Double page d'illustration : gros plan sur deux autres personnages, d'âge différents mais quand même des petits rois et des " Moi ". Si on avait pu penser se trouver dans une école, cette hypothèse peut être remise en cause du fait de la présence du bébé. On retrouve le dessin du petit roi de la couverture. L'un des personnages a peut-être un regard vers l'autre. La narration est dans l'illustration.

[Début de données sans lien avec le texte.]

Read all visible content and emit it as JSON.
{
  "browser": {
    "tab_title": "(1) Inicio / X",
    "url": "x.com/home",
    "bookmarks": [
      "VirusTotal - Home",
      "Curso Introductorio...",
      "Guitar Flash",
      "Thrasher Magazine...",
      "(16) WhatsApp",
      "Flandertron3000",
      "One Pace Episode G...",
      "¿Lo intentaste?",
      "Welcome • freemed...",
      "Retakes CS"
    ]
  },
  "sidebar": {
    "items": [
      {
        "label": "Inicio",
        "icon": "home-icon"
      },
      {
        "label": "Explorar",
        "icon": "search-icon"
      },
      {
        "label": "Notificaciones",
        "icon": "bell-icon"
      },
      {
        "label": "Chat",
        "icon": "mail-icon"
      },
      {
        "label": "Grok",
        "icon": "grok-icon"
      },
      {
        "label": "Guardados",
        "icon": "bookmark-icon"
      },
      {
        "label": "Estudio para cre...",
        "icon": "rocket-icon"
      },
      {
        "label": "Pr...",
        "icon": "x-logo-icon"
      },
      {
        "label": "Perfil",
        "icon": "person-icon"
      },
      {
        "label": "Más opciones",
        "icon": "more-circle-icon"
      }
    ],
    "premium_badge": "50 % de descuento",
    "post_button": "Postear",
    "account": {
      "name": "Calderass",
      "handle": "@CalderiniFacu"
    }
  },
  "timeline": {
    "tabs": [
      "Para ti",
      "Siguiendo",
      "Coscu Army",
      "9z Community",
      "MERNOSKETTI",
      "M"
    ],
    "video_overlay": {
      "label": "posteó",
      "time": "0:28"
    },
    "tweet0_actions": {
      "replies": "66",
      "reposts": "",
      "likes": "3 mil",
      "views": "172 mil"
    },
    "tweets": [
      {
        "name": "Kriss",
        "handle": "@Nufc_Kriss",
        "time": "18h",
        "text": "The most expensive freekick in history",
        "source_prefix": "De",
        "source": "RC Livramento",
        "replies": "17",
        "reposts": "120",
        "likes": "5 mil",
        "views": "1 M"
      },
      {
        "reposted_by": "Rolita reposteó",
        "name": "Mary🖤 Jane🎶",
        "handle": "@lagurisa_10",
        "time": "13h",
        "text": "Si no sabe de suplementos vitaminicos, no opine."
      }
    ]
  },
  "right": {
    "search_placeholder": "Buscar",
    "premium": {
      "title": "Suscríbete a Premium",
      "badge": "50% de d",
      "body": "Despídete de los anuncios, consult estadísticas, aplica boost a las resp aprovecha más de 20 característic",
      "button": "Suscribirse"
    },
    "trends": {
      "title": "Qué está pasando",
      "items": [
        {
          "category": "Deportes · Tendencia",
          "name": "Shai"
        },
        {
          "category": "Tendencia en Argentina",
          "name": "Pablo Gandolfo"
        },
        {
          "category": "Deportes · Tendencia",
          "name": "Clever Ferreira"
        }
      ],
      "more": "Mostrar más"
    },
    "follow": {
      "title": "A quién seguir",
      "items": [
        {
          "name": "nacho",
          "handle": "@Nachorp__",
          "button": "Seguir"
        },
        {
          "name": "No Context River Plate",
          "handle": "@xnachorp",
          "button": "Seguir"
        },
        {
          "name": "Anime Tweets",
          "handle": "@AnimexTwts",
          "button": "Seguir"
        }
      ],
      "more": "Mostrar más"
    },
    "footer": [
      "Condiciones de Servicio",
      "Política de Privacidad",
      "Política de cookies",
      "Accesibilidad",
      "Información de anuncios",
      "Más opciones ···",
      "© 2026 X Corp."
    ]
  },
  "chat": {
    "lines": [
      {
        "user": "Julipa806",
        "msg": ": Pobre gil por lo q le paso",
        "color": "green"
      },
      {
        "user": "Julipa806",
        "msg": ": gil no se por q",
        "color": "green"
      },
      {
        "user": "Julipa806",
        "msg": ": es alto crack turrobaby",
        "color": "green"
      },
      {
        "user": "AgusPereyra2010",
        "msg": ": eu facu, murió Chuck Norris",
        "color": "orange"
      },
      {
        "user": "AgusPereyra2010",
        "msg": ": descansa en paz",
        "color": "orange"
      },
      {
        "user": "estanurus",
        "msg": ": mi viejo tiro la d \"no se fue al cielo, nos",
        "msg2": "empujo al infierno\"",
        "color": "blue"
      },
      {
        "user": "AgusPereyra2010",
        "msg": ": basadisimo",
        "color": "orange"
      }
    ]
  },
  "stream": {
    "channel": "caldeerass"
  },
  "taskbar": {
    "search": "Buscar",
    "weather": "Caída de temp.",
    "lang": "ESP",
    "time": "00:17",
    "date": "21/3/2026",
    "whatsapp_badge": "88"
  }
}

" Il était une fois un petit roi qui s'appelait Moi et qui s'embêtait parce qu'il était tout seul, perdu dans une foule d'autres petits rois qui s'appelaient tous Moi. Comme lui !" : Un nouveau personnage nous regarde et semble nous faire signe, il se fait reconnaître comme individu particulier parmi les autres. C'est une deuxième phrase qui permet de passer de " moi " à " lui ", les trois points de suspension du texte précédent convoquaient la narration de l'illustration.

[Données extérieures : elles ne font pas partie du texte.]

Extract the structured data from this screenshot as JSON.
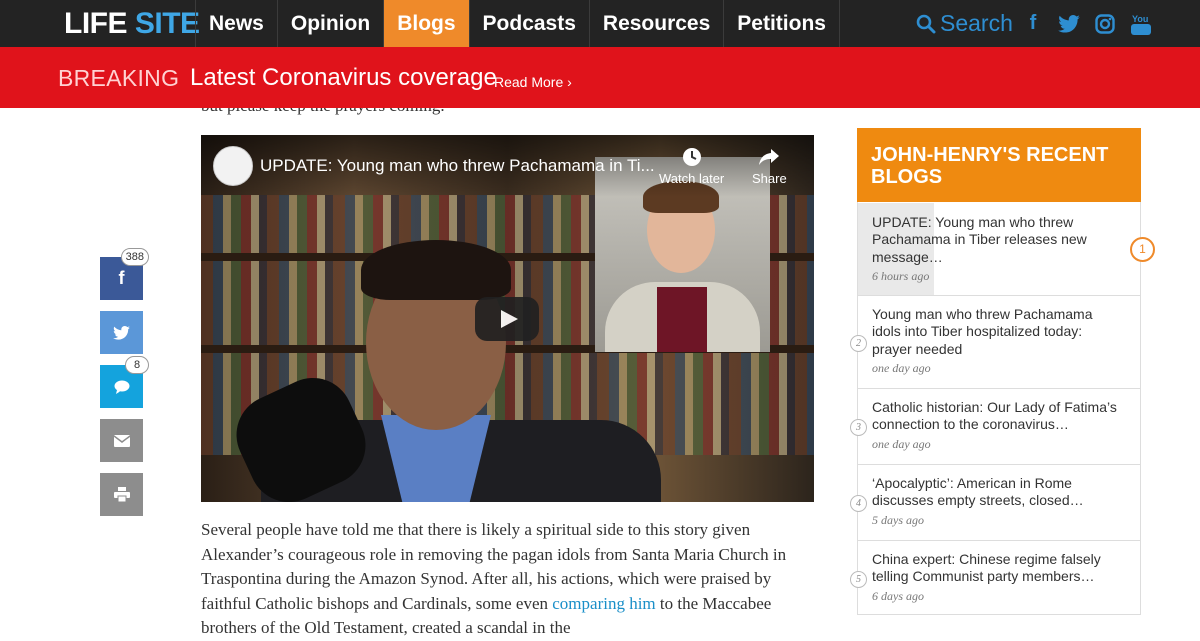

" Il était une fois un petit roi qui s'appelait Moi et qui s'embêtait parce qu'il était tout seul, perdu dans une foule d'autres petits rois qui s'appelaient tous Moi. Comme lui ! Et ce n'était vraiment pas drôle…" : Texte et illustration nous replongent dans l'isolement, la solitude. Bien qu'un enfant joue sur un cube, il est seul, on ne voit pas son regard, les fenêtres sont noires mais on aperçoit une photo (réelle) d'un visage d'enfant.
" Il était une fois un petit roi qui s'appelait Moi et qui s'embêtait parce qu'il était tout seul, perdu dans une foule d'autres petits rois qui s'appelaient tous Moi. Comme lui ! Et ce n'était vraiment pas drôle car tous les petits rois criaient…" : au niveau du texte, il s'agit d'un début d'explication introduit par " car ". L'illustration propose dix visages dans des cases, des visages déjà rencontrés et d'autres nouveaux qui nous font dire que nous n'avions pas encore vu toute la foule ni l'ensemble de la pièce. Le petit roi du début de l'histoire est au centre (toujours avec son canard), tous les personnages sont dans des cases bien différenciées avec des attitudes très différentes (droit à la différence dans le fond et dans la forme), la personnalité de chacun se dégage de chaque vignette.

" MOI, MOI,… " : Double page de " Moi ", de différentes tailles et de différentes couleurs sans être enfermés dans des cases.

Double page d'illustration : Tous les personnages déjà rencontrés sont présents plus un : "l'enfant lecteur" (qui n'est sûrement pas seul). Les illustrations de l'album sont des zooms de cette page.
On peut imaginer qu'il s'agissait du premier jour de vie en collectivité pour cet enfant qui découvre d'autres Moi et d'autres rois.